Il y a des pays où tous les sens sont choyés, et le Japon en fait partie. Des odeurs aux couleurs, des sons aux goûts, le Japon que nous avons eu la chance de découvrir est un poème. Il laisse une empreinte indélébile.
Il fallait que nous nous rendions dans le Kensai, et plus précisément au sud d’Osaka, dans la région de Wakayama. La légende du Binchotan nous y a poussé.
Cela fait quelques années maintenant que nous utilisons et proposons des Binchotan, ces charbons actifs japonais. Utilisés essentiellement pour faire cuire les aliments, les Japonais en ont désormais une autre utilisation, plus récente, connue du grand public il y a à peine quarante ans. La filtration de l’eau pour boire le thé.

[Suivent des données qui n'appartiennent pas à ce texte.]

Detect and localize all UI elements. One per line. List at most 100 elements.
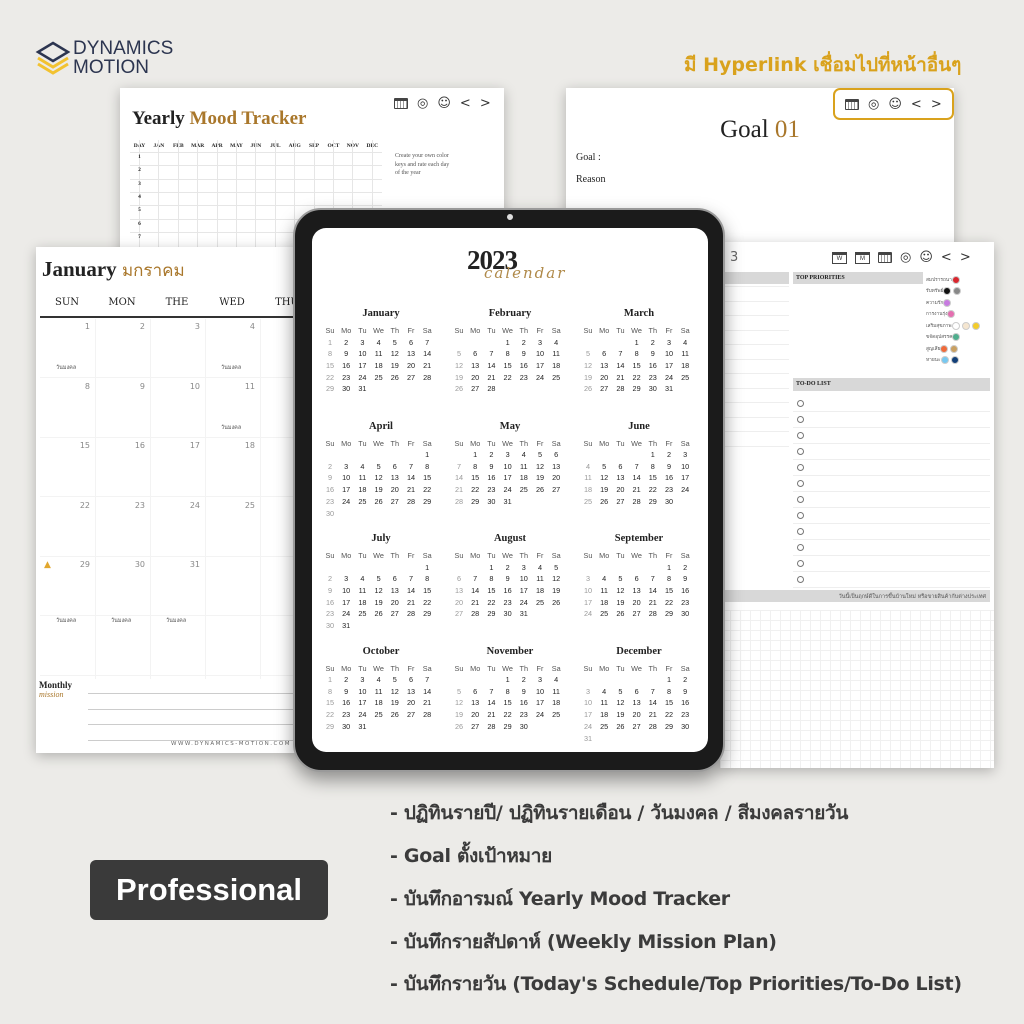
day-number: 16: [681, 698, 690, 708]
legend-label: สมปรารถนา: [926, 277, 952, 283]
auspicious-tag: วันมงคล: [56, 618, 77, 624]
smiley-icon[interactable]: ☺: [888, 97, 902, 112]
chevron-left-icon[interactable]: <: [911, 97, 922, 112]
calendar-icon[interactable]: [845, 98, 859, 110]
weekday-label: Su: [325, 326, 335, 335]
todo-checkbox[interactable]: [797, 480, 804, 487]
target-icon[interactable]: ◎: [868, 97, 879, 112]
day-number: 4: [360, 461, 365, 471]
day-number: 13: [390, 473, 399, 483]
day-number: 22: [325, 710, 335, 720]
day-number: 18: [374, 360, 383, 370]
monthly-mission-label: Monthly mission: [39, 681, 72, 700]
chevron-left-icon[interactable]: <: [941, 250, 952, 265]
day-number: 27: [406, 710, 416, 720]
day-number: 14: [454, 473, 464, 483]
day-number: 24: [583, 609, 593, 619]
day-number: 25: [358, 496, 367, 506]
target-icon[interactable]: ◎: [417, 96, 428, 111]
weekday-label: Mo: [599, 438, 610, 448]
weekday-label: Sa: [680, 326, 690, 335]
day-number: 24: [681, 485, 690, 495]
day-number: 5: [537, 450, 543, 459]
weekday-label: Mo: [470, 663, 481, 673]
day-number: 5: [456, 686, 462, 696]
smiley-icon[interactable]: ☺: [437, 96, 451, 111]
todo-checkbox[interactable]: [797, 496, 804, 503]
professional-badge: Professional: [90, 860, 328, 920]
grid-line: [130, 205, 382, 207]
day-number: 15: [487, 585, 496, 595]
chevron-right-icon[interactable]: >: [960, 250, 971, 265]
day-number: 18: [681, 360, 690, 370]
grid-line: [130, 178, 382, 180]
day-number: 2: [327, 574, 333, 584]
day-number: 12: [600, 473, 609, 483]
weekday-label: Mo: [599, 551, 610, 560]
calendar-icon[interactable]: [878, 252, 892, 263]
day-number: 18: [535, 585, 545, 595]
january-page: January มกราคม Monthly mission WWW.DYNAM…: [36, 247, 300, 753]
day-number: 9: [344, 349, 349, 359]
week-icon[interactable]: W: [832, 251, 847, 264]
day-number: 28: [487, 384, 496, 394]
mission-label: mission: [39, 690, 64, 699]
todo-checkbox[interactable]: [797, 464, 804, 471]
todo-checkbox[interactable]: [797, 400, 804, 407]
day-number: 24: [358, 372, 367, 382]
day-number: 16: [519, 698, 528, 708]
weekday-label: Fr: [536, 663, 544, 673]
day-number: 16: [503, 585, 512, 595]
weekday-label: Tu: [487, 663, 496, 673]
smiley-icon[interactable]: ☺: [919, 250, 933, 265]
mood-row-label: 3: [138, 180, 141, 187]
day-number: 16: [325, 597, 335, 607]
day-number: 13: [406, 349, 416, 359]
chevron-left-icon[interactable]: <: [460, 96, 471, 111]
todo-checkbox[interactable]: [797, 576, 804, 583]
color-dot: [943, 287, 952, 296]
day-number: 9: [650, 349, 655, 359]
day-number: 18: [358, 597, 367, 607]
chevron-right-icon[interactable]: >: [931, 97, 942, 112]
todo-checkbox[interactable]: [797, 448, 804, 455]
todo-checkbox[interactable]: [797, 528, 804, 535]
color-dot: [951, 321, 960, 330]
day-number: 24: [503, 485, 512, 495]
todo-checkbox[interactable]: [797, 416, 804, 423]
day-number: 31: [342, 621, 351, 630]
day-number: 13: [454, 585, 464, 595]
todo-checkbox[interactable]: [797, 432, 804, 439]
day-number: 10: [583, 698, 593, 708]
day-number: 30: [519, 721, 528, 731]
day-number: 5: [585, 349, 591, 359]
calendar-icon[interactable]: [394, 98, 408, 109]
day-number: 21: [454, 485, 464, 495]
date-fragment: 3: [730, 250, 739, 265]
weekday-label: Mo: [470, 438, 481, 448]
day-number: 17: [189, 441, 200, 450]
day-number: 1: [666, 562, 672, 572]
todo-checkbox[interactable]: [797, 560, 804, 567]
day-number: 23: [664, 485, 674, 495]
day-number: 14: [406, 473, 416, 483]
january-title: January มกราคม: [42, 257, 185, 284]
day-number: 12: [454, 360, 464, 370]
day-number: 12: [616, 698, 625, 708]
todo-checkbox[interactable]: [797, 544, 804, 551]
day-number: 18: [600, 597, 609, 607]
day-number: 30: [648, 384, 657, 394]
day-number: 31: [519, 609, 528, 619]
grid-line: [177, 140, 179, 260]
day-number: 28: [471, 609, 480, 619]
day-number: 24: [519, 597, 528, 607]
chevron-right-icon[interactable]: >: [480, 96, 491, 111]
day-number: 3: [344, 461, 349, 471]
day-number: 9: [327, 585, 333, 595]
todo-checkbox[interactable]: [797, 512, 804, 519]
target-icon[interactable]: ◎: [900, 250, 911, 265]
month-icon[interactable]: M: [855, 251, 870, 264]
weekday-label: Fr: [407, 438, 415, 448]
day-number: 20: [471, 372, 480, 382]
weekday-label: MON: [108, 297, 136, 308]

Nous avons essayés des charbons divers et variés aux coûts tous aussi variables. Des charbons « Binchotan » de Chine, du Laos, de Taiwan, de Corée et du Vietnam, fabriqués à partir d’arbres inconnus ou du chêne vert de Corée, cultivés et transformés dans des conditions sanitaires aussi inconnues. Mais au Japon, le savoir-faire des spécialistes est là pour recadrer tout cela et surtout donner le La par leur excellence.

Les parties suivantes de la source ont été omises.